Mexican President Enrique Pena Nieto is not an easy man to love. Prickly, cocksure, and imbued with the enormous sense of entitlement that can only come from running the PRI – Mexico’s current party of government, which ran a oneparty state for most of the twentieth century – he is not an obvious candidate as a man of destiny.
But that is precisely what he is. For there is no other leader in the world today who has done so much to liberalise his society, enacting a string of reforms in the telecoms, energy, and education sectors. It is hard to think of an emerging market that has come so far in recent years.
To create his economic miracle, Pena Nieto first had to conjure up a political one. Upon assuming office in 2012, he did the impossible, cajoling his political rivals – the right-wing PAN and the left-wing PRD – into joining the PRI in the Pact for Mexico: a daring compact designed to get all the major parties on board for the fundamental reform of Mexican society. The wonder of it was that the highly unlikely deal held for a year, during which time Pena Nieto began his reforms. By the time the accord inevitably fell apart, the cornerstone of a liberalised Mexico had been laid.
But even before his historically-significant liberalisation efforts commenced, the country Pena Nieto found himself running had already been decisively transformed, by the game-changing North American Free Trade Agreement (NAFTA) with the US and Canada. Mexico finds itself an emerging market blessed with the good fortune of being indelibly tied to two larger, rich economies, bringing it into supply chains that now traverse the whole of North America; it is easily NAFTA’s biggest winner. After NAFTA came into effect in January 1994, trade between the US and Mexico increased an eye-popping six-fold.

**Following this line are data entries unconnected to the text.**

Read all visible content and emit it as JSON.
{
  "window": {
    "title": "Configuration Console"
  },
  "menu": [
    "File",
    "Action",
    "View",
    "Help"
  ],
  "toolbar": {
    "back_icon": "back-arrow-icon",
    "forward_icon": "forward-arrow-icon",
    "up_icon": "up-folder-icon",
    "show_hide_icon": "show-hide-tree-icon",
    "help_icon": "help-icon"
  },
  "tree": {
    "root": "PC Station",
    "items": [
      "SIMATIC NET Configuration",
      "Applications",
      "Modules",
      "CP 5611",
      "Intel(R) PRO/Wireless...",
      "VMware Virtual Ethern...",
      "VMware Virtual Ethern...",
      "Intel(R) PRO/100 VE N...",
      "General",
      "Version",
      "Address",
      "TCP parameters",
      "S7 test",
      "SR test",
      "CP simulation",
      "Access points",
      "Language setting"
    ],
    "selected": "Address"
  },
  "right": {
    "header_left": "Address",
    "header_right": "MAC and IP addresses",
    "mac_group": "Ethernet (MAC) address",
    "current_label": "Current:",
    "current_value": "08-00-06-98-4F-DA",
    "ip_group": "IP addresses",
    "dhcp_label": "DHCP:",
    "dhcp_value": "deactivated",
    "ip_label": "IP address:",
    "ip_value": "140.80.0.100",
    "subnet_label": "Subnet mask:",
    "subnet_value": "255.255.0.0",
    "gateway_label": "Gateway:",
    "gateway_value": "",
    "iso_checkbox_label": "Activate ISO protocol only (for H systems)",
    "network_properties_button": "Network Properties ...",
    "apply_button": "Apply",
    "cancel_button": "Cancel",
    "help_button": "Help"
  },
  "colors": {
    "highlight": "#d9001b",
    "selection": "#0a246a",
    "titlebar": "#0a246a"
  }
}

Pena Nieto’s reforms have decisively taken Mexico that next step further. His telecoms initiatives are beginning to pry open the oligopolies running the mobile phone and internet industries.
An even more herculean task has been the President’s battles with the mighty education union. He has finally gotten tough with teachers, who through their overly generous benefits earn the equivalent of 514 days salary for every 200 days of school, an intolerable economic burden. The government’s reforms expose teachers to a modicum of accountability, for the first time requiring them to be independently evaluated at different stages of their career. Of all that he has accomplished, Pena Nieto’s education reform is by far his most popular with the general public.
Probably the most important single liberalizing initiative, however, has been the opening up of the heretofore-sacrosanct energy market. The monopoly of Pemex – the country’s state oil company – has not served Mexico well. Before Pena Nieto’s energy reform bill of December 2013, electricity prices for Mexican industry were a gargantuan 80 per cent higher than for US firms.
Pena Nieto has thrown the country’s deepwater and shale fields open to desperately-needed foreign investment, and the electricity industry is being liberalised. Pemex’s monopoly has been decisively curtailed; even the powerful oil workers union has been stripped of its five seats on the 15 member governing board. Alongside the US shale revolution and the tar sands bonanza in Canada, the liberalisation of Mexico’s energy sector makes it entirely possible that the dream of secure low-cost energy supplies for the whole of the North American continent will lead to a further economic boom for all three nations.
Of course, massive challenges remain. The legislative phase of the reform process is now over; the daunting task of implementation lies ahead. Pena Nieto has become personally enmeshed in conflict of interest issues, drug gang violence dominates the headlines, and endemic corruption must be dealt with. But for all its continuing struggles, Pena Nieto has liberalised Mexico irredeemably for the better.